With the following conditions for some $a,p$, we can assure that $\mathcal N$ is a prime, where $\mathcal P$ denotes a set of all primes, as the Pocklington's theorem stated $$ \begin{align} a^{\mathcal N-1}\equiv 1 \pmod {\mathcal N}, \\ p\in\mathcal P:\sqrt {\mathcal N}-1<p\Big|(\mathcal N-1), \\ \gcd\left(a^{\frac{\mathcal N-1}{p}}-1, \mathcal N\right)=1 \end{align} $$
Let $\mathcal N=pk+1$ and $a^k=b$. We have the condition above become $\gcd(b-1,\mathcal N)=1$ and that \begin{align*} (b-1)(b^{p-1}+b^{p-2}+\cdots +1):&=(a^{k}-1)\Big((a^k)^{p-1}+(a^k)^{p-2}+\cdots+1\Big)\\ &=a^{pk}-1\equiv 0\pmod {\mathcal N}, \end{align*} so that $b^{p-1}+b^{p-2}+\cdots +1\equiv 0\pmod{\mathcal N}$.
The strange comes in when I assume that $\mathcal N$ is prime so we have that, we obtain first that $\gcd(b,\mathcal N)=1$ otherwise the above will imply $1\equiv 0\pmod{\mathcal N}$, \begin{align*} 0&\equiv1+b+b^2+\cdots b^{p-1}\pmod{\mathcal N}\\ 0&\equiv 1+b+b^2+\cdots b^{\mathcal N-1} \pmod{\mathcal N} \end{align*} Now we have $p,\mathcal N$ numbers of terms for each congruence. We subtract each one with the larger one, which is $\mathcal N>\mathcal N-1\ge p$, so that we obtain $0\equiv b^{p}+b^{p+1}+\cdots +b^{\mathcal N-1}\pmod {\mathcal N}$ and as $\gcd(\mathcal N,b)=1$, $0\equiv 1+b+b^2+\cdots +b^{\mathcal N-p-1}\pmod{\mathcal N}$. Now we focus on the following,
\begin{align*} 0&\equiv1+b+b^2+\cdots b^{p-1}\pmod{\mathcal N}\\ 0&\equiv 1+b+b^2+\cdots b^{\mathcal N-p-1} \pmod{\mathcal N}, \end{align*} with the number of $p,\mathcal N-p$ terms for each equation. This, as of my first thought, it is cool, is similar to the evaluation of $\gcd$ where we can reduce it further with the similar process. So that, I keep $x,y$ to be positive along the way, we obtain eventually some positive integer $\alpha$ $$1=\gcd(p,\mathcal N)=\gcd(p, \mathcal N-p)=\cdots =\gcd(x,y)=\cdots =\gcd(\alpha, \alpha+1)$$ This gives me the contradiction as we will have $b^{\alpha+1}\equiv 0\pmod{\mathcal N}$. At first I try another prime $q|\mathcal N$ and I got the contradiction, but I didn't use the condition $p>\sqrt{n}-1$ (and the assumed compositeness of $\mathcal N$) for this. Eventually, I tried with $\mathcal N$ itself to be a prime and I got this contradiction again. What are my failures here.
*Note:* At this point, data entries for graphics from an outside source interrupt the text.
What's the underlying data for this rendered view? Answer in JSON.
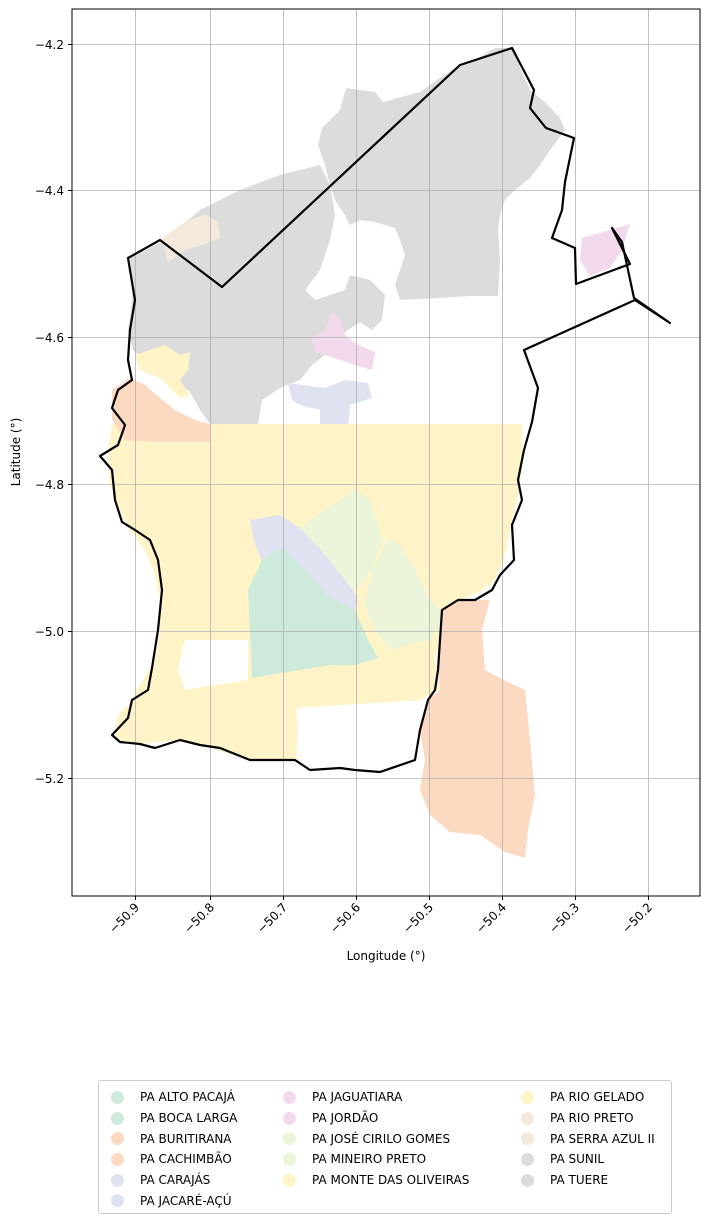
{
  "map": {
    "xlabel": "Longitude (°)",
    "ylabel": "Latitude (°)",
    "x_ticks": [
      "−50.9",
      "−50.8",
      "−50.7",
      "−50.6",
      "−50.5",
      "−50.4",
      "−50.3",
      "−50.2"
    ],
    "y_ticks": [
      "−4.2",
      "−4.4",
      "−4.6",
      "−4.8",
      "−5.0",
      "−5.2"
    ],
    "xlim": [
      -50.985,
      -50.125
    ],
    "ylim": [
      -5.365,
      -4.155
    ],
    "grid": true,
    "boundary_color": "#000000"
  },
  "legend": {
    "placement": "below map",
    "items": [
      {
        "label": "PA ALTO PACAJÁ",
        "color": "#cdeadb"
      },
      {
        "label": "PA BOCA LARGA",
        "color": "#cdeadb"
      },
      {
        "label": "PA BURITIRANA",
        "color": "#fcd9c1"
      },
      {
        "label": "PA CACHIMBÃO",
        "color": "#fcd9c1"
      },
      {
        "label": "PA CARAJÁS",
        "color": "#dfe2f0"
      },
      {
        "label": "PA JACARÉ-AÇÚ",
        "color": "#dfe2f0"
      },
      {
        "label": "PA JAGUATIARA",
        "color": "#f3d9ec"
      },
      {
        "label": "PA JORDÃO",
        "color": "#f3d9ec"
      },
      {
        "label": "PA JOSÉ CIRILO GOMES",
        "color": "#eaf5d9"
      },
      {
        "label": "PA MINEIRO PRETO",
        "color": "#eaf5d9"
      },
      {
        "label": "PA MONTE DAS OLIVEIRAS",
        "color": "#fff4c7"
      },
      {
        "label": "PA RIO GELADO",
        "color": "#fff4c7"
      },
      {
        "label": "PA RIO PRETO",
        "color": "#f5e9dc"
      },
      {
        "label": "PA SERRA AZUL II",
        "color": "#f5e9dc"
      },
      {
        "label": "PA SUNIL",
        "color": "#dcdcdc"
      },
      {
        "label": "PA TUERE",
        "color": "#dcdcdc"
      }
    ]
  }
}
Okay, I am sorry. I've found my failures already. The line $0\equiv 1+b+b^2+\cdots +b^{\mathcal N-1}\pmod{\mathcal N}$ should read $0\equiv 1+b+b^2+\cdots +b^{\mathcal N-2}\pmod{\mathcal N}$.
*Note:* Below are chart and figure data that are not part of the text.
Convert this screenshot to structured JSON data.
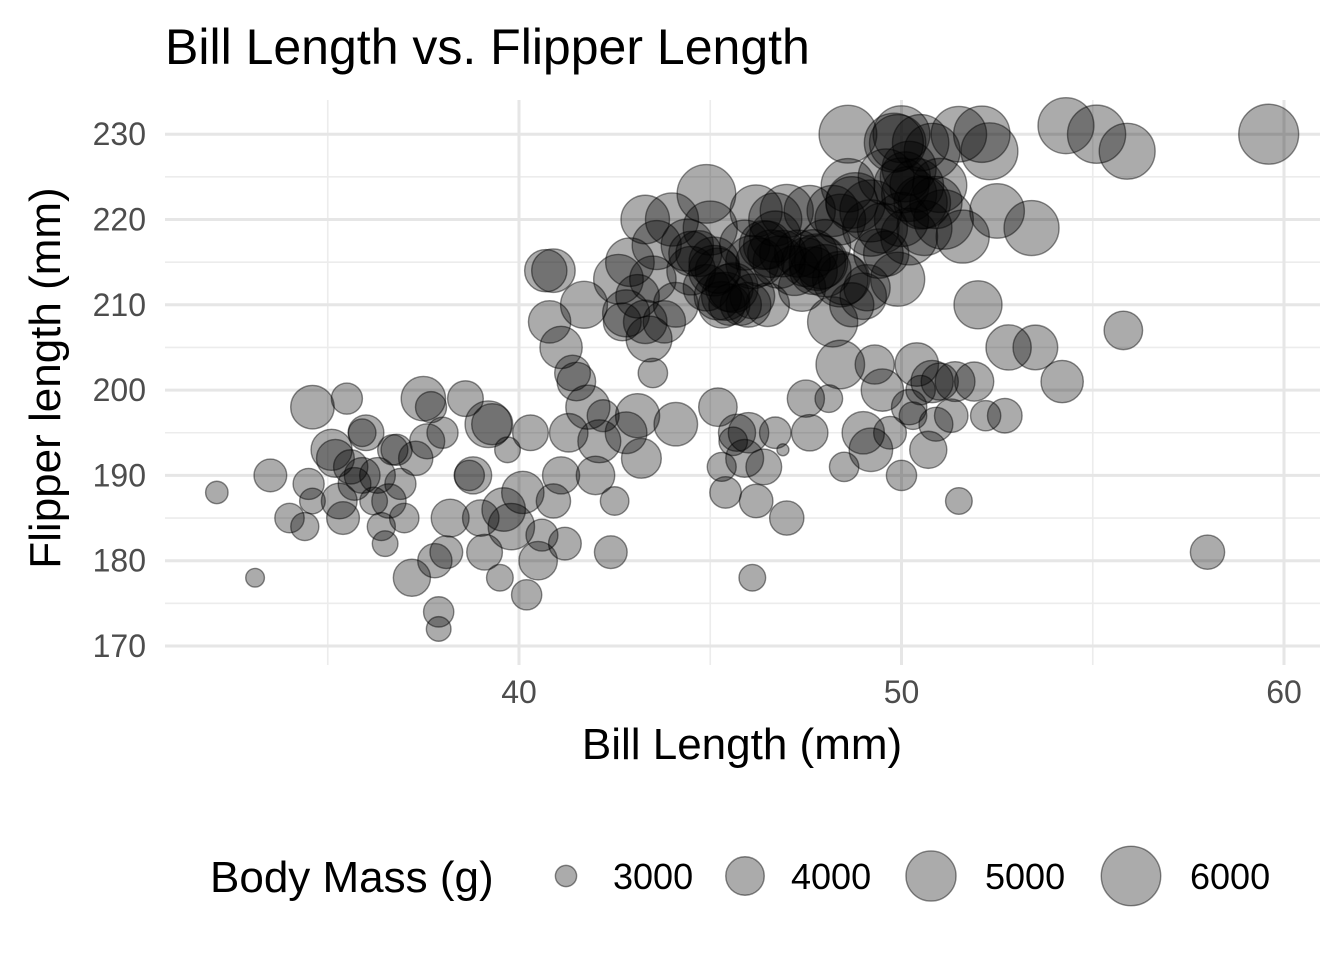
{
  "chart_data": {
    "type": "scatter",
    "title": "Bill Length vs. Flipper Length",
    "xlabel": "Bill Length (mm)",
    "ylabel": "Flipper length (mm)",
    "xlim": [
      31.5,
      60.5
    ],
    "ylim": [
      169,
      234
    ],
    "x_ticks": [
      40,
      50,
      60
    ],
    "y_ticks": [
      170,
      180,
      190,
      200,
      210,
      220,
      230
    ],
    "grid": true,
    "legend": {
      "title": "Body Mass (g)",
      "placement": "bottom",
      "sizes": [
        3000,
        4000,
        5000,
        6000
      ]
    },
    "size_range": [
      2700,
      6300
    ],
    "point_color": "#000000",
    "point_opacity": 0.33,
    "points": [
      [
        32.1,
        188,
        3050
      ],
      [
        33.1,
        178,
        2900
      ],
      [
        33.5,
        190,
        3600
      ],
      [
        34.0,
        185,
        3400
      ],
      [
        34.4,
        184,
        3325
      ],
      [
        34.5,
        189,
        3500
      ],
      [
        34.6,
        198,
        4400
      ],
      [
        34.6,
        187,
        3200
      ],
      [
        35.1,
        193,
        4200
      ],
      [
        35.2,
        192,
        3950
      ],
      [
        35.3,
        187,
        3800
      ],
      [
        35.5,
        199,
        3500
      ],
      [
        35.6,
        191,
        3700
      ],
      [
        35.7,
        189,
        3600
      ],
      [
        35.9,
        190,
        3800
      ],
      [
        35.9,
        195,
        3300
      ],
      [
        36.0,
        195,
        3800
      ],
      [
        36.2,
        187,
        3300
      ],
      [
        36.4,
        184,
        3325
      ],
      [
        36.5,
        182,
        3200
      ],
      [
        36.6,
        187,
        3700
      ],
      [
        36.7,
        193,
        3450
      ],
      [
        36.8,
        193,
        3500
      ],
      [
        37.0,
        185,
        3400
      ],
      [
        37.2,
        178,
        3900
      ],
      [
        37.3,
        192,
        3700
      ],
      [
        37.6,
        194,
        3750
      ],
      [
        37.7,
        198,
        3500
      ],
      [
        37.8,
        180,
        3700
      ],
      [
        37.9,
        172,
        3150
      ],
      [
        38.1,
        181,
        3600
      ],
      [
        38.2,
        185,
        3950
      ],
      [
        38.6,
        199,
        3800
      ],
      [
        38.8,
        190,
        3900
      ],
      [
        39.0,
        185,
        3850
      ],
      [
        39.2,
        196,
        4675
      ],
      [
        39.5,
        178,
        3250
      ],
      [
        39.6,
        186,
        4400
      ],
      [
        39.7,
        193,
        3200
      ],
      [
        40.1,
        188,
        4300
      ],
      [
        40.3,
        195,
        3800
      ],
      [
        40.6,
        183,
        3550
      ],
      [
        40.9,
        187,
        3700
      ],
      [
        41.1,
        190,
        3900
      ],
      [
        41.3,
        195,
        4000
      ],
      [
        41.5,
        201,
        4000
      ],
      [
        41.8,
        198,
        4450
      ],
      [
        42.0,
        190,
        4000
      ],
      [
        42.2,
        197,
        3550
      ],
      [
        42.5,
        187,
        3350
      ],
      [
        42.8,
        195,
        4250
      ],
      [
        43.2,
        192,
        4100
      ],
      [
        43.5,
        202,
        3400
      ],
      [
        44.1,
        196,
        4400
      ],
      [
        40.5,
        180,
        4000
      ],
      [
        40.2,
        176,
        3450
      ],
      [
        39.8,
        184,
        4650
      ],
      [
        39.1,
        181,
        3800
      ],
      [
        38.0,
        195,
        3500
      ],
      [
        37.5,
        199,
        4475
      ],
      [
        36.9,
        189,
        3500
      ],
      [
        36.3,
        190,
        3800
      ],
      [
        35.4,
        185,
        3600
      ],
      [
        37.9,
        174,
        3450
      ],
      [
        38.7,
        190,
        3450
      ],
      [
        39.3,
        196,
        4200
      ],
      [
        40.8,
        208,
        4300
      ],
      [
        41.1,
        205,
        4300
      ],
      [
        41.4,
        202,
        3800
      ],
      [
        40.7,
        214,
        4300
      ],
      [
        42.1,
        194,
        4350
      ],
      [
        43.1,
        197,
        4450
      ],
      [
        42.4,
        181,
        3600
      ],
      [
        41.2,
        182,
        3600
      ],
      [
        40.9,
        214,
        4400
      ],
      [
        45.2,
        198,
        4000
      ],
      [
        46.1,
        178,
        3250
      ],
      [
        45.5,
        210,
        4200
      ],
      [
        45.9,
        192,
        3950
      ],
      [
        46.4,
        191,
        3800
      ],
      [
        46.7,
        195,
        3525
      ],
      [
        47.0,
        185,
        3700
      ],
      [
        47.5,
        199,
        3900
      ],
      [
        48.1,
        199,
        3300
      ],
      [
        48.5,
        191,
        3400
      ],
      [
        49.0,
        195,
        4300
      ],
      [
        49.5,
        200,
        4300
      ],
      [
        50.0,
        190,
        3450
      ],
      [
        50.3,
        197,
        3300
      ],
      [
        50.7,
        193,
        3900
      ],
      [
        51.0,
        201,
        3900
      ],
      [
        51.5,
        187,
        3250
      ],
      [
        51.9,
        201,
        4050
      ],
      [
        52.0,
        210,
        4800
      ],
      [
        52.2,
        197,
        3450
      ],
      [
        52.7,
        197,
        3725
      ],
      [
        52.8,
        205,
        4550
      ],
      [
        53.5,
        205,
        4500
      ],
      [
        54.2,
        201,
        4300
      ],
      [
        55.8,
        207,
        4000
      ],
      [
        58.0,
        181,
        3700
      ],
      [
        49.2,
        193,
        4400
      ],
      [
        49.7,
        195,
        3600
      ],
      [
        50.5,
        200,
        3400
      ],
      [
        50.9,
        196,
        3675
      ],
      [
        45.6,
        194,
        3350
      ],
      [
        46.0,
        195,
        4150
      ],
      [
        45.4,
        188,
        3525
      ],
      [
        46.9,
        193,
        2700
      ],
      [
        47.6,
        195,
        3850
      ],
      [
        49.3,
        203,
        4050
      ],
      [
        50.2,
        198,
        3775
      ],
      [
        51.3,
        197,
        3650
      ],
      [
        48.4,
        203,
        4850
      ],
      [
        45.7,
        195,
        3900
      ],
      [
        46.2,
        187,
        3650
      ],
      [
        45.3,
        191,
        3375
      ],
      [
        51.4,
        201,
        4100
      ],
      [
        50.8,
        201,
        4300
      ],
      [
        50.4,
        203,
        4400
      ],
      [
        46.1,
        211,
        4500
      ],
      [
        50.0,
        230,
        5700
      ],
      [
        48.7,
        210,
        4450
      ],
      [
        50.2,
        218,
        5700
      ],
      [
        45.1,
        215,
        5000
      ],
      [
        46.5,
        210,
        4400
      ],
      [
        46.3,
        215,
        4800
      ],
      [
        42.9,
        215,
        4850
      ],
      [
        46.1,
        215,
        5300
      ],
      [
        44.5,
        216,
        4500
      ],
      [
        47.8,
        215,
        5650
      ],
      [
        48.2,
        221,
        5100
      ],
      [
        50.0,
        220,
        5400
      ],
      [
        47.3,
        216,
        4725
      ],
      [
        42.8,
        209,
        4700
      ],
      [
        45.1,
        214,
        5050
      ],
      [
        59.6,
        230,
        6050
      ],
      [
        49.1,
        212,
        4625
      ],
      [
        48.4,
        213,
        5550
      ],
      [
        42.6,
        213,
        4950
      ],
      [
        44.4,
        217,
        5200
      ],
      [
        44.0,
        220,
        5300
      ],
      [
        48.7,
        222,
        5150
      ],
      [
        49.6,
        216,
        4550
      ],
      [
        49.6,
        225,
        5600
      ],
      [
        50.5,
        229,
        5650
      ],
      [
        43.5,
        213,
        4650
      ],
      [
        50.2,
        223,
        5500
      ],
      [
        46.9,
        216,
        4650
      ],
      [
        45.4,
        211,
        4800
      ],
      [
        46.2,
        221,
        5200
      ],
      [
        50.0,
        224,
        5500
      ],
      [
        43.3,
        208,
        4400
      ],
      [
        49.9,
        213,
        5400
      ],
      [
        47.5,
        215,
        4875
      ],
      [
        45.3,
        210,
        4650
      ],
      [
        49.2,
        221,
        6300
      ],
      [
        48.8,
        222,
        6000
      ],
      [
        44.5,
        214,
        4850
      ],
      [
        51.1,
        220,
        6000
      ],
      [
        45.2,
        214,
        4550
      ],
      [
        45.5,
        212,
        4750
      ],
      [
        46.8,
        215,
        5200
      ],
      [
        48.6,
        230,
        5800
      ],
      [
        50.6,
        219,
        5500
      ],
      [
        52.5,
        221,
        5450
      ],
      [
        54.3,
        231,
        5600
      ],
      [
        55.1,
        230,
        5850
      ],
      [
        55.9,
        228,
        5600
      ],
      [
        53.4,
        219,
        5500
      ],
      [
        52.1,
        230,
        5650
      ],
      [
        51.5,
        230,
        5550
      ],
      [
        49.9,
        229,
        5650
      ],
      [
        48.6,
        224,
        5350
      ],
      [
        50.1,
        225,
        5000
      ],
      [
        47.7,
        214,
        4750
      ],
      [
        45.2,
        211,
        4725
      ],
      [
        44.9,
        212,
        4650
      ],
      [
        46.5,
        217,
        4800
      ],
      [
        47.2,
        214,
        4950
      ],
      [
        43.8,
        208,
        4300
      ],
      [
        42.7,
        208,
        3950
      ],
      [
        43.4,
        206,
        4600
      ],
      [
        44.1,
        210,
        4500
      ],
      [
        41.7,
        210,
        4700
      ],
      [
        43.6,
        217,
        4900
      ],
      [
        45.8,
        210,
        4200
      ],
      [
        46.4,
        217,
        4875
      ],
      [
        47.0,
        221,
        5300
      ],
      [
        47.4,
        212,
        4725
      ],
      [
        48.0,
        214,
        5200
      ],
      [
        48.5,
        213,
        5100
      ],
      [
        49.0,
        211,
        4650
      ],
      [
        49.4,
        216,
        4925
      ],
      [
        49.8,
        229,
        5950
      ],
      [
        50.4,
        224,
        5350
      ],
      [
        50.9,
        222,
        5200
      ],
      [
        51.6,
        218,
        5300
      ],
      [
        52.3,
        228,
        5700
      ],
      [
        46.6,
        216,
        4750
      ],
      [
        45.9,
        217,
        5000
      ],
      [
        47.9,
        215,
        5300
      ],
      [
        48.2,
        208,
        5000
      ],
      [
        43.3,
        220,
        4850
      ],
      [
        44.7,
        216,
        4600
      ],
      [
        43.1,
        211,
        4400
      ],
      [
        47.6,
        221,
        5100
      ],
      [
        46.0,
        210,
        4500
      ],
      [
        46.7,
        218,
        5100
      ],
      [
        50.5,
        222,
        5300
      ],
      [
        45.0,
        219,
        5400
      ],
      [
        50.8,
        228,
        5600
      ],
      [
        49.5,
        219,
        5000
      ],
      [
        48.4,
        220,
        5050
      ],
      [
        45.6,
        212,
        4950
      ],
      [
        44.9,
        223,
        5900
      ],
      [
        48.0,
        217,
        5100
      ],
      [
        50.2,
        226,
        5400
      ],
      [
        51.0,
        224,
        5400
      ],
      [
        46.7,
        220,
        5300
      ],
      [
        47.7,
        216,
        4800
      ],
      [
        49.2,
        219,
        5650
      ],
      [
        50.6,
        222,
        5200
      ]
    ]
  }
}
The full proof is then be as follows. Let $q|\mathcal N$ with $q\le \sqrt{\mathcal N}$ as $\mathcal N$ is assumed to be composite. We obtain that $q\le \mathcal N<p+1\Longrightarrow \gcd(p, q-1)=1.$ We then use the same process starting with \begin{align*} 0&\equiv 1+b+b^2+\cdots +b^{p-1}\pmod{q}\\ 0&\equiv 1+b+b^2+\cdots +b^{q-2}\pmod{q}, \end{align*} with $\gcd(p,q-1)=1$ we obtain the contradiction and the theorem.